Jaya Suprana Sampaikan Kondisi Bencana di Aceh Berdasarkan Laporan Sastrawan Azhari Aiyub

Jaya Suprana Sampaikan Kondisi Bencana di Aceh Berdasarkan Laporan Sastrawan Azhari Aiyub

Pejuang kemanusiaan Sandyawan Sumardi dari Leiden, Belanda, menyampaikan laporan situasi banjir di Aceh yang diterima melalui jaringan WhatsApp dari sastrawan Aceh Azhari Aiyub.-Weradio.co.id-BNPB

JAKARTA, Weradio.co.id - Pejuang kemanusiaan Sandyawan Sumardi dari Leiden, Belanda,  menyampaikan laporan situasi banjir di Aceh yang diterima melalui jaringan WhatsApp dari sastrawan Aceh Azhari Aiyub

Pesan tersebut kemudian dipublikasikan kembali oleh budayawan Jaya Suprana untuk memberikan gambaran mengenai skala krisis di wilayah pantai timur Aceh.

Dalam pesannya, Azhari menggambarkan kerusakan infrastruktur dan lumpuhnya aktivitas warga di sepanjang jalur Peureulak–Panton Labu. 

Azhari pun melaporkan hilangnya sinyal telepon, padamnya listrik, dan menipisnya suplai elpiji.
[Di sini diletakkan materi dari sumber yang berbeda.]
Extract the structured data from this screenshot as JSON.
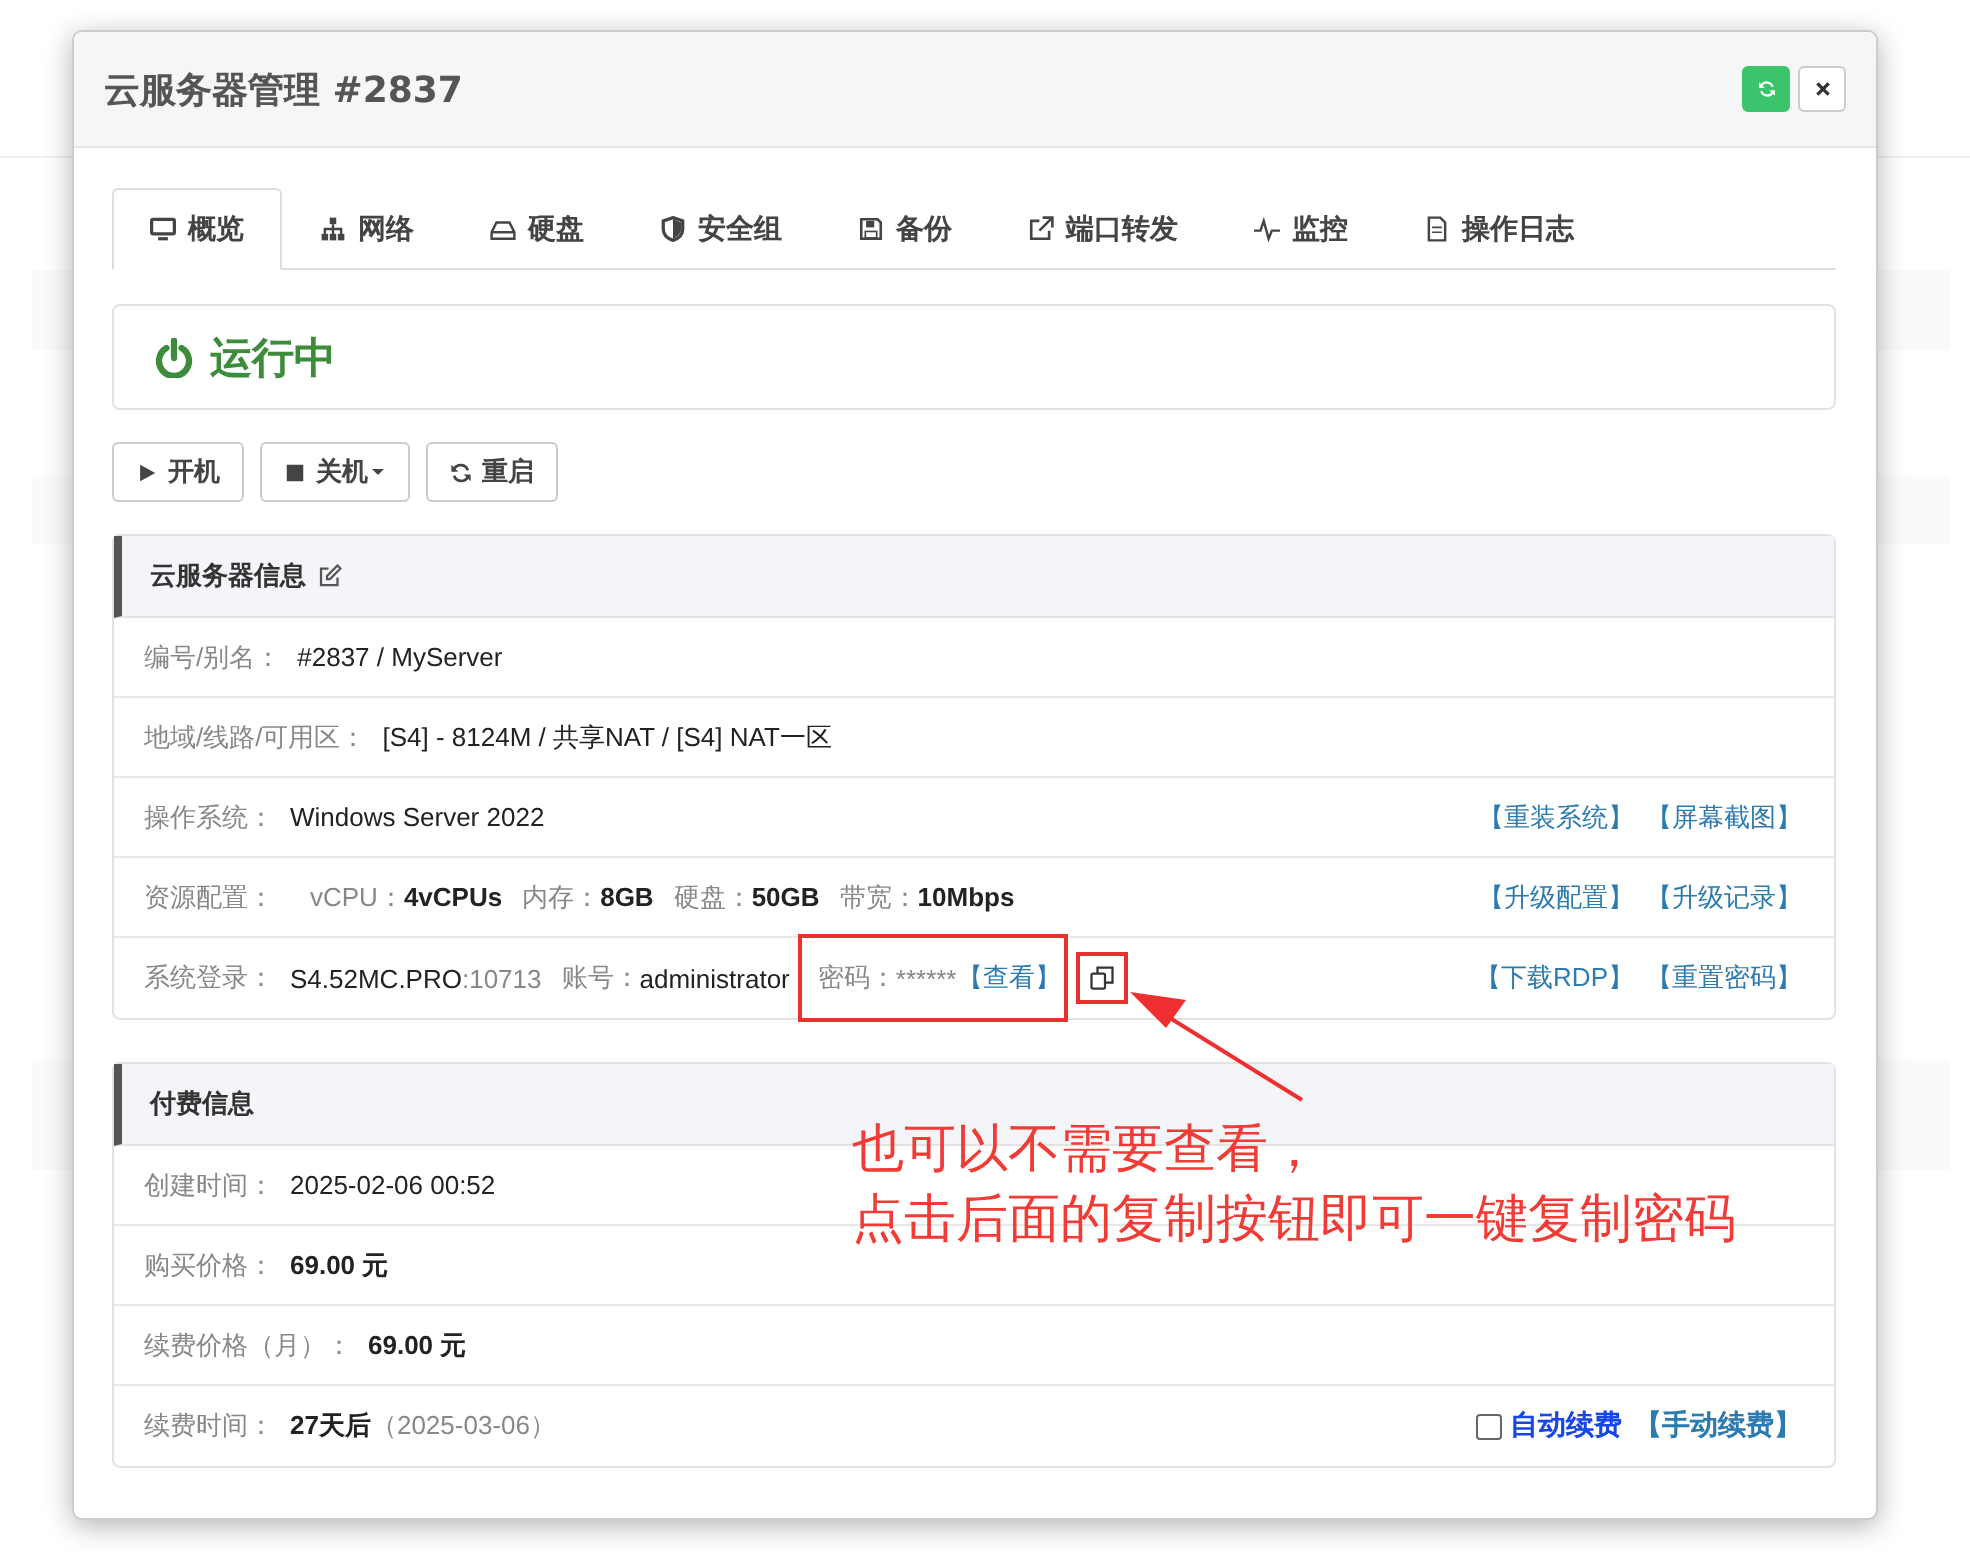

Sejumlah warung di sekitar Masjid Julok dilaporkan tidak lagi beroperasi, sementara masjid yang menampung banyak musafir kehabisan air bersih untuk kebutuhan MCK.

BACA JUGA:Dua Desa Korban Bencana di Pidie Jaya Butuh Tenda

Azhari menyebut tumpukan kendaraan terjadi di berbagai titik banjir tanpa dukungan alat berat untuk menyingkirkan pohon tumbang. Menurut dia, pemerintah lokal berada dalam kondisi lumpuh dan kebingungan, walaupun warga tetap saling membantu.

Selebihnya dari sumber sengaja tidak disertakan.